Trust OKS $6.3M in incentives for Boeing
The Oklahoma City Economic Development Trust on Tuesday unanimously approved $6.3 million in job incentives that includes Boeing employees hired in the past year to perform maintenance on Air Force jets and engineers being relocated from Wichita.
The incentives are to be paid from a $75 million general-obligation limited tax bond issue approved by voters in 2007.
Boeing was first approved for an allocation of $1.496 million in 2011 based on 232 jobs associated with the C-130 program moving from Long Beach, Calif. A second phase allocation was expected for an estimated 318 jobs attached to the company’s B-1 program, which also was based in Long Beach.

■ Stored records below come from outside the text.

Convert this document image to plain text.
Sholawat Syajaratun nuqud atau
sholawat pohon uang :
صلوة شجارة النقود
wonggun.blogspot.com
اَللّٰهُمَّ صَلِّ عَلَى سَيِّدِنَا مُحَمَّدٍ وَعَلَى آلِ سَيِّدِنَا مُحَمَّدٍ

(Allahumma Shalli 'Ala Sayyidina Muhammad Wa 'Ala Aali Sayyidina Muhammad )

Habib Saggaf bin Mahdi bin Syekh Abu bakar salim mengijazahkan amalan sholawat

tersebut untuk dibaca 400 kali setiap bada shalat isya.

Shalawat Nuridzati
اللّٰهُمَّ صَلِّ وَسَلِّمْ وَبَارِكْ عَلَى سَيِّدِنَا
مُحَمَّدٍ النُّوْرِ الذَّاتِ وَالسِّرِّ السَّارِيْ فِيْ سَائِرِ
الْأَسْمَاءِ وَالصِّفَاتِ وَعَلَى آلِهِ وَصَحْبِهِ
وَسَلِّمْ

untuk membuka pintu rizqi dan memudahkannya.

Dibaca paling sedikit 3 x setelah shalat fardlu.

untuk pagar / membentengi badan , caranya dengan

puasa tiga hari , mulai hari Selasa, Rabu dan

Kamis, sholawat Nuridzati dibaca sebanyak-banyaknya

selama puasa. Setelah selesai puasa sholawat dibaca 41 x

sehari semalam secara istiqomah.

Boeing approached the city in December asking that with looming Defense Department cuts, the C-130 allocation be combined with some B-1 jobs, with the total being changed from 550 to 285, and be retitled as “Boeing Project No. 1”
Boeing’s capital investment costs for expanding operations in Oklahoma City, initially estimated at $2.8 million, increased to $5.1 million. Based on average salaries, capital investment and net new job creation, the recommended allocation for “Boeing Project No. 1” was set at $1.8 million.
Another $4.5 million incentive package was requested for 800 to 900 engineering jobs being moved from Wichita.
Steve Goo, Vice President Aircraft Modernization and Sustainment at Boeing, told trustees the company was able to reassign employees hired to work on the C-130s to other duties in Oklahoma City and avoided layoffs.
He said the company employs 1,300 in Oklahoma City with an annual payroll topping $96 million.